Silent Circle is one new option specifically for the iPhone. The app was developed by two former Navy SEALs, with their ideal customer being one of company COO Vic Hyder's "army friends, now making classified trips through war-town countries for reasons he can't disclose."
Silent Circle's founders recently sat down with Buzzfeed to explain the military-grade encryption that their new app offers users. After creating a highly secure encryption key, "at the end of each call, the keys are erased, so nothing can be decrypted after the fact. The result is an airtight secure line."
Depending on who and how many people purchase this app, or one from a competitor, the US government could have something to say against companies like Silent Circle.
If the company were ever asked to hand over a call's transcript, since the keys are deleted immediately after a call's completion, the only thing Silent Circle could provide would be encrypted and "garbled data" with nothing to decipher it.

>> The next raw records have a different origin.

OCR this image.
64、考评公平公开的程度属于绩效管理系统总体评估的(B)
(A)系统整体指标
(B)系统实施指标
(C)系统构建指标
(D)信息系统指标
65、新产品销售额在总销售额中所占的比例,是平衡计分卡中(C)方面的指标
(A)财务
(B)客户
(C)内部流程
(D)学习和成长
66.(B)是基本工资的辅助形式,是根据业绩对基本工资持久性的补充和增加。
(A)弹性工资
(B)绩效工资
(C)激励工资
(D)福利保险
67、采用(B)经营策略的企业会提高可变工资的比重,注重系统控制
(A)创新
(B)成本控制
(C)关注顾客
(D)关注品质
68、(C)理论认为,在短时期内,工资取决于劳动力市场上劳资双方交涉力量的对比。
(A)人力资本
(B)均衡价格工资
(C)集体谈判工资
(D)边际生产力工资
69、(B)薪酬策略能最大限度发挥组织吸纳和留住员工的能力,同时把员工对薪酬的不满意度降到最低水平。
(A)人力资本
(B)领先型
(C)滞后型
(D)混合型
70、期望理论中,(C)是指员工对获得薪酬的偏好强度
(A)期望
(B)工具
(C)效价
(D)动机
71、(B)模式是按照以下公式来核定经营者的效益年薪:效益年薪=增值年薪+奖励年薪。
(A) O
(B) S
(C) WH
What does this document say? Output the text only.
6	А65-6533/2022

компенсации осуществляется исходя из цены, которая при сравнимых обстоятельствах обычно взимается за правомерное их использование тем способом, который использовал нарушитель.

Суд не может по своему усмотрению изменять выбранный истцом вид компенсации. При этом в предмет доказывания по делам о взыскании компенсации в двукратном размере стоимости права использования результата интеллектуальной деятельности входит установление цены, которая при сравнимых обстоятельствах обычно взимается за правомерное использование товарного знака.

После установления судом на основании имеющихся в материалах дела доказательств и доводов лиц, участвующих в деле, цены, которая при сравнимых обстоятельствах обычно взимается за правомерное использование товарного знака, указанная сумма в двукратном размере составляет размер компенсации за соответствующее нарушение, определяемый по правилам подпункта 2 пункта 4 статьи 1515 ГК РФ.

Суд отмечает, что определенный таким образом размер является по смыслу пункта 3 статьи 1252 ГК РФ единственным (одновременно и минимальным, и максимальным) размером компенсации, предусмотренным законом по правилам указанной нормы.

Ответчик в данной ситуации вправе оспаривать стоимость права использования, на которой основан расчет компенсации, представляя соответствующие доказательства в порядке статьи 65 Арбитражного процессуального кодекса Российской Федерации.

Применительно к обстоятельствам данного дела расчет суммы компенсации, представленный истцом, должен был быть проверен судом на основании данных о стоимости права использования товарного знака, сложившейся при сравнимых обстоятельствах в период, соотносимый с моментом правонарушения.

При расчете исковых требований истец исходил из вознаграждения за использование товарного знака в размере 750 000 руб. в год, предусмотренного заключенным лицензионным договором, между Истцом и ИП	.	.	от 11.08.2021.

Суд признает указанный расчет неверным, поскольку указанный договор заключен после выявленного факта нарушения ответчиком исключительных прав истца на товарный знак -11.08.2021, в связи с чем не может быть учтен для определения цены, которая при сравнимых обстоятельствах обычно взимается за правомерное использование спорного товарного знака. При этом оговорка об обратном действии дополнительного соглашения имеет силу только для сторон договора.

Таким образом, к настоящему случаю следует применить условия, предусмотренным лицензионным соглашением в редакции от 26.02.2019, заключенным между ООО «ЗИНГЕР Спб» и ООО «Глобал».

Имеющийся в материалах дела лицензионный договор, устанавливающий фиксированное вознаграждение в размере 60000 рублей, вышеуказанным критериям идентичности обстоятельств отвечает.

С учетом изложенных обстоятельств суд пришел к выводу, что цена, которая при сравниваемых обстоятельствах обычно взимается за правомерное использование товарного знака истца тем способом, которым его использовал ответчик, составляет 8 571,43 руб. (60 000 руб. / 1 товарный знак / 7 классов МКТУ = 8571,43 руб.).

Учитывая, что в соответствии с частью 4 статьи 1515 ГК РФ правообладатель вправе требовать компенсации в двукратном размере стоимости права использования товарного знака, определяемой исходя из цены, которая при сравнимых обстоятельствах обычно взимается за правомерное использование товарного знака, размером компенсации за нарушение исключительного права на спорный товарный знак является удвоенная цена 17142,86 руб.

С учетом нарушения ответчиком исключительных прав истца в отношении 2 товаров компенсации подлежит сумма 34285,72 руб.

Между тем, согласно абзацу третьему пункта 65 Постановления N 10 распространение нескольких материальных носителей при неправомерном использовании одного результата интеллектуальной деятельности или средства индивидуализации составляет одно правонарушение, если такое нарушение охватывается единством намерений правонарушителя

Silent Circle's app offers a feature called "Burn Notice" that allows a sender to immediately delete a text message from both their phone, as well as the message recipient. Buzzfeed notes that Silent Circle "can pull off a trick that's increasingly unthinkable in the modern day: unsending data."
As impressed with astounding advances in technology as so many people tend to be, just as many, if not more, worry about who will put it to use, and for what purpose. The FBI recently renewed its own requests for more widespread surveillance laws, making sure their wiretap laws are secure as encryption options continue to grow in number.